He was the endlessly positive link between two great Polynesian icons of the game, Bryan Williams in the 1970s, and Jonah Lomu in the 1990s.
Tuigamala paved the way for the blockbusting Lomu. Inga was built like a prop, but he stepped and ran like a wing. He scored in his first test, at the 1991 World Cup against the United States, but it was in 1992, under coach Laurie Mains, that he became a first-choice All Black.
He played 19 tests, scoring five tries, but oddly enough his best football was possibly played for the Wigan league club where he moved to the centres, and the full range of his skills was exploited.
Proudly Samoan he returned to international rugby in 1996, for Manu Samoa, where he was captained at the 1999 World Cup by Pat Lam, now a professional coach at the Bristol Bears.
The two shared a special bond, and in 2009 Lam told me how a decade earlier Inga's Christianity had expressed itself with kindness, when they were both playing for the Newcastle rugby team in England.
"I was rooming with Inga, and he knew I was frustrated.

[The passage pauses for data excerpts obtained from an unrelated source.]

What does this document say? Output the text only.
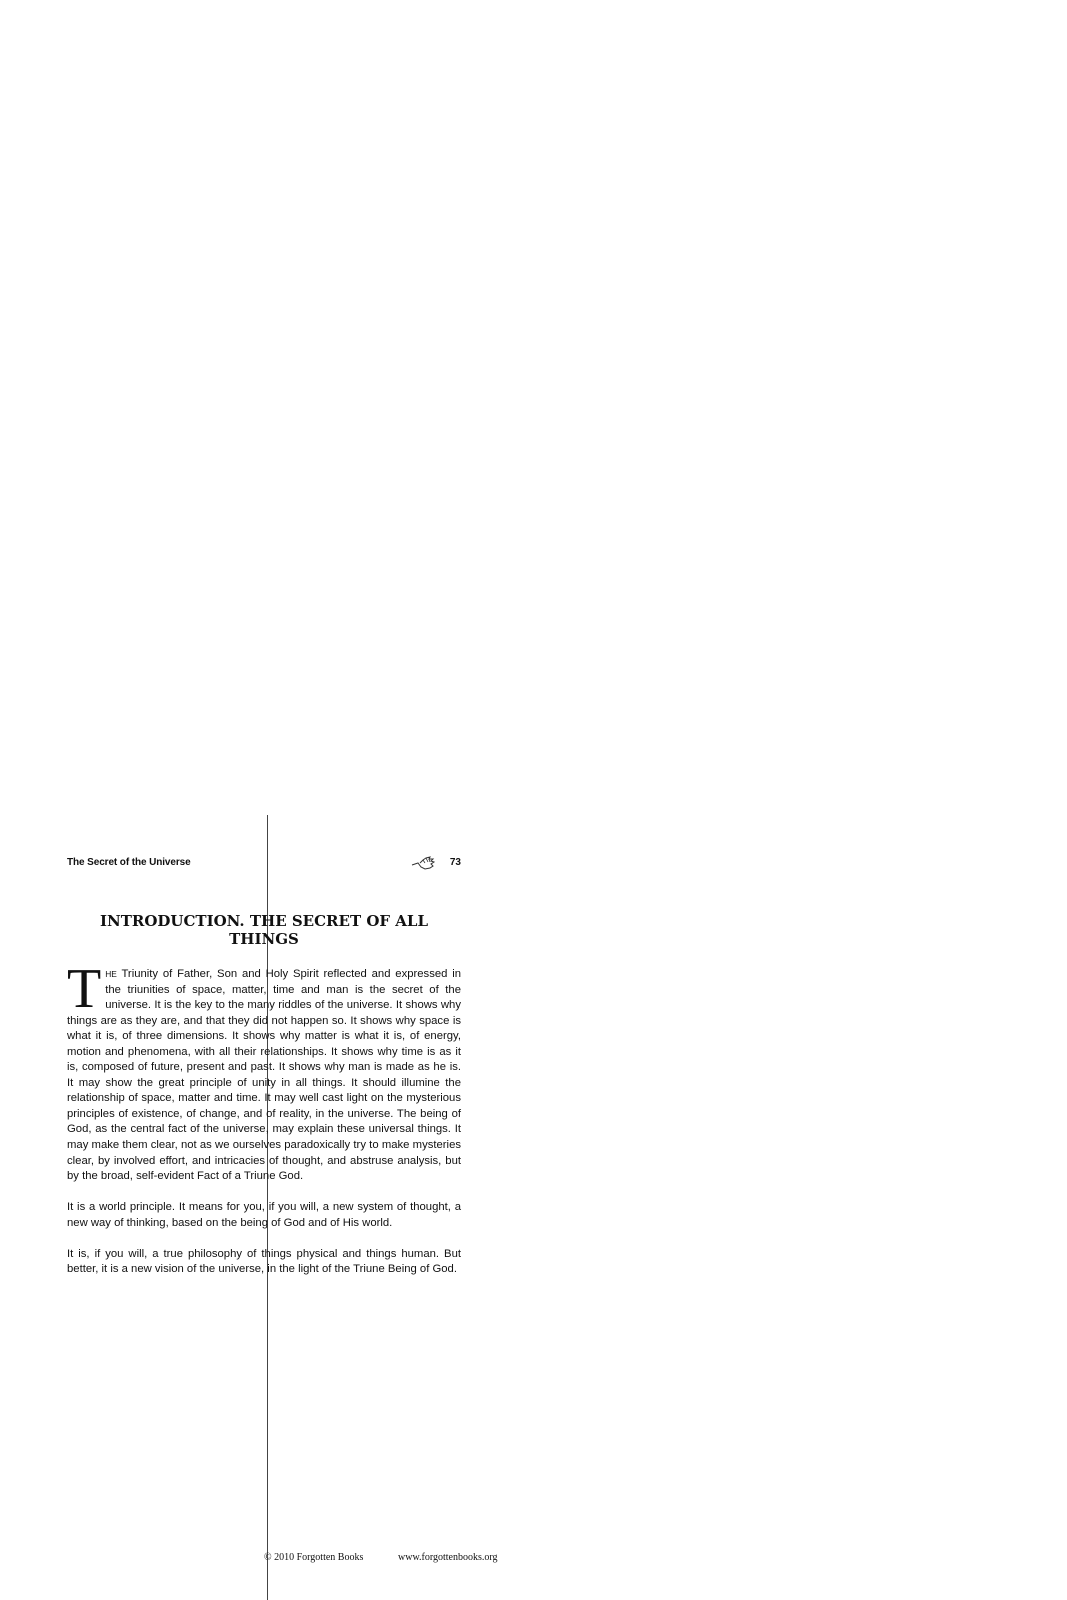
The Secret of the Universe	73
INTRODUCTION. THE SECRET OF ALL THINGS

THE Triunity of Father, Son and Holy Spirit reflected and expressed in the triunities of space, matter, time and man is the secret of the universe. It is the key to the many riddles of the universe. It shows why things are as they are, and that they did not happen so. It shows why space is what it is, of three dimensions. It shows why matter is what it is, of energy, motion and phenomena, with all their relationships. It shows why time is as it is, composed of future, present and past. It shows why man is made as he is. It may show the great principle of unity in all things. It should illumine the relationship of space, matter and time. It may well cast light on the mysterious principles of existence, of change, and of reality, in the universe. The being of God, as the central fact of the universe, may explain these universal things. It may make them clear, not as we ourselves paradoxically try to make mysteries clear, by involved effort, and intricacies of thought, and abstruse analysis, but by the broad, self-evident Fact of a Triune God.

It is a world principle. It means for you, if you will, a new system of thought, a new way of thinking, based on the being of God and of His world.

It is, if you will, a true philosophy of things physical and things human. But better, it is a new vision of the universe, in the light of the Triune Being of God.

© 2010 Forgotten Books	www.forgottenbooks.org
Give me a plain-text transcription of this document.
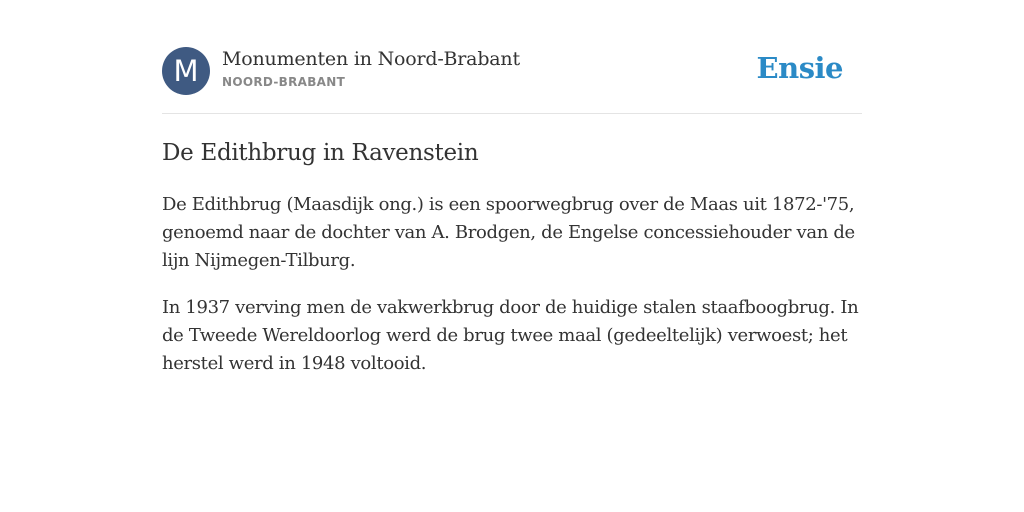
M	Monumenten in Noord-Brabant
NOORD-BRABANT	Ensie
De Edithbrug in Ravenstein

De Edithbrug (Maasdijk ong.) is een spoorwegbrug over de Maas uit 1872-'75, genoemd naar de dochter van A. Brodgen, de Engelse concessiehouder van de lijn Nijmegen-Tilburg.

In 1937 verving men de vakwerkbrug door de huidige stalen staafboogbrug. In de Tweede Wereldoorlog werd de brug twee maal (gedeeltelijk) verwoest; het herstel werd in 1948 voltooid.
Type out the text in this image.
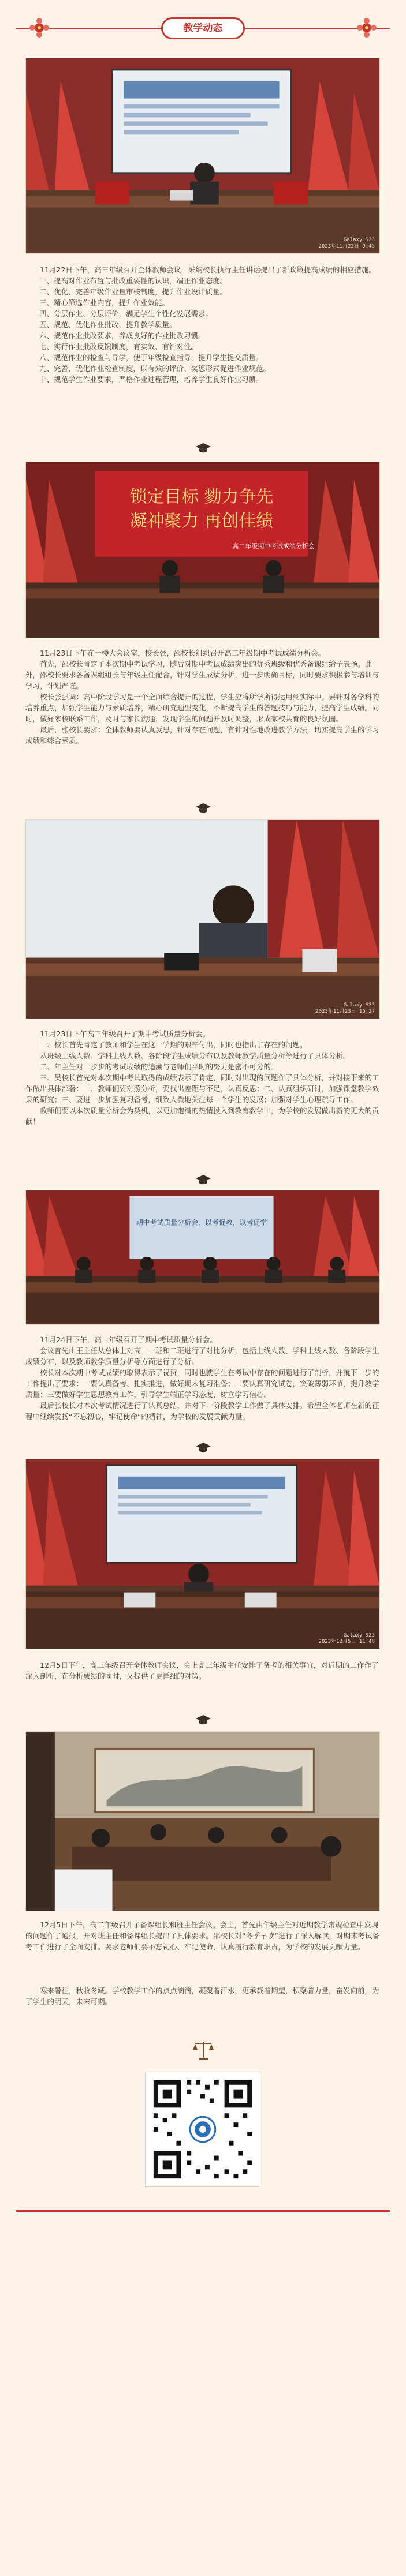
教学动态
Galaxy S23
2023年11月22日 9:45

11月22日下午，高三年级召开全体教师会议，采纳校长执行主任讲话提出了新政策提高成绩的相应措施。

一、提高对作业布置与批改重要性的认识，端正作业态度。
二、优化、完善年级作业量审核制度，提升作业设计质量。
三、精心筛选作业内容，提升作业效能。
四、分层作业、分层评价，满足学生个性化发展需求。
五、规范、优化作业批改，提升教学质量。
六、规范作业批改要求，养成良好的作业批改习惯。
七、实行作业批改反馈制度，有实效、有针对性。
八、规范作业的检查与导学，使于年级检查指导，提升学生提交质量。
九、完善、优化作业检查制度，以有效的评价、奖惩形式促进作业规范。
十、规范学生作业要求，严格作业过程管理，培养学生良好作业习惯。
锁定目标 勠力争先
凝神聚力 再创佳绩
高二年级期中考试成绩分析会

11月23日下午在一楼大会议室，校长张，邵校长组织召开高二年级期中考试成绩分析会。

首先，邵校长肯定了本次期中考试学习，随后对期中考试成绩突出的优秀班级和优秀备课组给予表扬。此外，邵校长要求各备课组组长与年级主任配合，针对学生成绩分析，进一步明确目标，同时要求积极参与培训与学习，计划严谨。

校长张强调：高中阶段学习是一个全面综合提升的过程，学生应将所学所得运用到实际中。要针对各学科的培养重点，加强学生能力与素质培养，精心研究题型变化，不断提高学生的答题技巧与能力，提高学生成绩。同时，做好家校联系工作，及时与家长沟通，发现学生的问题并及时调整，形成家校共育的良好氛围。

最后，张校长要求：全体教师要认真反思，针对存在问题，有针对性地改进教学方法，切实提高学生的学习成绩和综合素质。

Galaxy S23
2023年11月23日 15:27

11月23日下午高三年级召开了期中考试质量分析会。

一、校长首先肯定了教师和学生在这一学期的艰辛付出，同时也指出了存在的问题。

从班级上线人数、学科上线人数、各阶段学生成绩分布以及教师教学质量分析等进行了具体分析。

二、年主任对一步步的考试成绩的追溯与老师们平时的努力是密不可分的。

三、吴校长首先对本次期中考试取得的成绩表示了肯定，同时对出现的问题作了具体分析，并对接下来的工作做出具体部署：一、教师们要对照分析，要找出差距与不足，认真反思；二、认真组织研讨，加强课堂教学效果的研究；三、要进一步加强复习备考，细致人微地关注每一个学生的发展；加强对学生心理疏导工作。

教师们要以本次质量分析会为契机，以更加饱满的热情投入到教育教学中，为学校的发展做出新的更大的贡献！

期中考试质量分析会，以考促教，以考促学

11月24日下午，高一年级召开了期中考试质量分析会。

会议首先由王主任从总体上对高一一班和二班进行了对比分析，包括上线人数、学科上线人数、各阶段学生成绩分布，以及教师教学质量分析等方面进行了分析。

校长对本次期中考试成绩的取得表示了祝贺，同时也就学生在考试中存在的问题进行了剖析，并就下一步的工作提出了要求：一要认真备考、扎实推进，做好期末复习准备；二要认真研究试卷，突破薄弱环节，提升教学质量；三要做好学生思想教育工作，引导学生端正学习态度，树立学习信心。

最后张校长对本次考试情况进行了认真总结，并对下一阶段教学工作做了具体安排。希望全体老师在新的征程中继续发扬“不忘初心，牢记使命”的精神，为学校的发展贡献力量。

Galaxy S23
2023年12月5日 11:48

12月5日下午，高三年级召开全体教师会议，会上高三年级主任安排了备考的相关事宜，对近期的工作作了深入剖析，在分析成绩的同时，又提供了更详细的对策。

12月5日下午，高二年级召开了备课组长和班主任会议。会上，首先由年级主任对近期教学常规检查中发现的问题作了通报，并对班主任和备课组长提出了具体要求。邵校长对“冬季早读”进行了深入解读，对期末考试备考工作进行了全面安排。要求老师们要不忘初心、牢记使命，认真履行教育职责，为学校的发展贡献力量。

寒来暑往，秋收冬藏。学校教学工作的点点滴滴，凝聚着汗水，更承载着期望，积聚着力量，奋发向前，为了学生的明天，未来可期。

We shared a devotional, and read Romans 12:2 that says, 'Do not conform any longer to the pattern of this world, but be transformed by the renewing of your mind.'
"We talked through it, and at the end I thought I wasn't here to prove myself to anyone but the Big Fella, and He'd given me gifts, which I should use and enjoy. I went out, enjoyed myself, scored three tries, got player of the day, and I was thinking, 'Shucks, there's something about that'."
The last time I talked with Inga was on the phone in 2018, arranging for a crew from the television series "The Story of Rugby" to be assisted by him while they filmed in Samoa, where he was then living. Chatting with him was a lovely reminder that the sunny schoolkid was still a large part of the grown man.